I say 'are unique' because, like fingerprints, I understand that researchers have not yet found two people with an identical set of location combinations except in identical twins, but even these have other variations that make them unique and separately identifiable.

Re: 'helix', 'ACGT', etc., I don't particularly care which pieces bond to which other pieces nor what labels are attached to what pieces by the genetic scientists, other than to differentiate between the three types of string.

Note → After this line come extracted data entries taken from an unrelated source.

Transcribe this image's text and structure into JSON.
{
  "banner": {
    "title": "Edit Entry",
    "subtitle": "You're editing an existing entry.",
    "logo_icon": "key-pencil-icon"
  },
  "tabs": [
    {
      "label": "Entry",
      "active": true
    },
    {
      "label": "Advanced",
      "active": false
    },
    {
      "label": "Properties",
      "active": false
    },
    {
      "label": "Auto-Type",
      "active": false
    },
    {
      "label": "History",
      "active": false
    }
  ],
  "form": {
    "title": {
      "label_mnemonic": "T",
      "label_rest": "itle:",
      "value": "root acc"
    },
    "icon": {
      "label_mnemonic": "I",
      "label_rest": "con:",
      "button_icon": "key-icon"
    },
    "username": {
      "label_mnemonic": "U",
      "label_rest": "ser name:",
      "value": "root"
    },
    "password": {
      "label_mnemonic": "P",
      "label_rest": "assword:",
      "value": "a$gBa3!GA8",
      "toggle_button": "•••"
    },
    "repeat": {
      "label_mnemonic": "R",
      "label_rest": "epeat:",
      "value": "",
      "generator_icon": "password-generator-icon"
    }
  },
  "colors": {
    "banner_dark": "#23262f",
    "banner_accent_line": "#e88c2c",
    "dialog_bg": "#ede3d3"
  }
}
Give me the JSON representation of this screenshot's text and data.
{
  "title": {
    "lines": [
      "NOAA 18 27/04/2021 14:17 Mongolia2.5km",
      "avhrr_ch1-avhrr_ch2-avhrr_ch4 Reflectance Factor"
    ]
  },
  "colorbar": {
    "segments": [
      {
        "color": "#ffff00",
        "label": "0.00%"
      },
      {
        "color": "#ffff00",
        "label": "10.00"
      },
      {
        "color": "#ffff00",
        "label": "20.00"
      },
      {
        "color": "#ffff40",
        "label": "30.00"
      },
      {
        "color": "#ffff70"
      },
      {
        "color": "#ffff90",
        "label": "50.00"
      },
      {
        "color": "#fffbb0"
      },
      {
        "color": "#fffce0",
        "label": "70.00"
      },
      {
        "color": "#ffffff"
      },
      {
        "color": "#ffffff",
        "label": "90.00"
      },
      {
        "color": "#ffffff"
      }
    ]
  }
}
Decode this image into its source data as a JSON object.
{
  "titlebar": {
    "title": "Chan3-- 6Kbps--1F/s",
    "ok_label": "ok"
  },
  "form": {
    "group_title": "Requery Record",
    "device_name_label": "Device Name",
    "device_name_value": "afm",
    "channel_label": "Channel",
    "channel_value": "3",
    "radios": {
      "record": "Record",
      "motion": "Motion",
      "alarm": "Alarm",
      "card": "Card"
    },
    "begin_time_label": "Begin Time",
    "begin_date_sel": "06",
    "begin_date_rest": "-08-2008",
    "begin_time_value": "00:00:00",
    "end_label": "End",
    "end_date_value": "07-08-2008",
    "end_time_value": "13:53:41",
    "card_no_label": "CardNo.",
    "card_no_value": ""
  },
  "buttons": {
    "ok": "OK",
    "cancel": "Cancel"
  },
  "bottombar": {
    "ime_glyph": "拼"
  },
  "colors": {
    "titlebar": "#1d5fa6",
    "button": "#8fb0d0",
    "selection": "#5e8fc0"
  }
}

All that stuff is in the literature and one doesn't need to know those things to understand that they are simply looking for small strings of characters inside bigger strings of characters, and writing down/displaying the starting positions of where they are found in the bigger strings. [just like using a more-refined kind of Google.

In a nutshell (as I understand it):
- The full pattern of 'allele' string locations across ten or more 'locus' strings is unique.
- In a known individual that pattern of locations is called a DNA 'profile'.
- When obtained from an unknown sample it is called a 'result'.
- An investigation wants to know if the 'result' matches the 'profile'.
- If the 'result' indicates more than one possible 'profile' then the FSS throws up its hands in horror and runs away.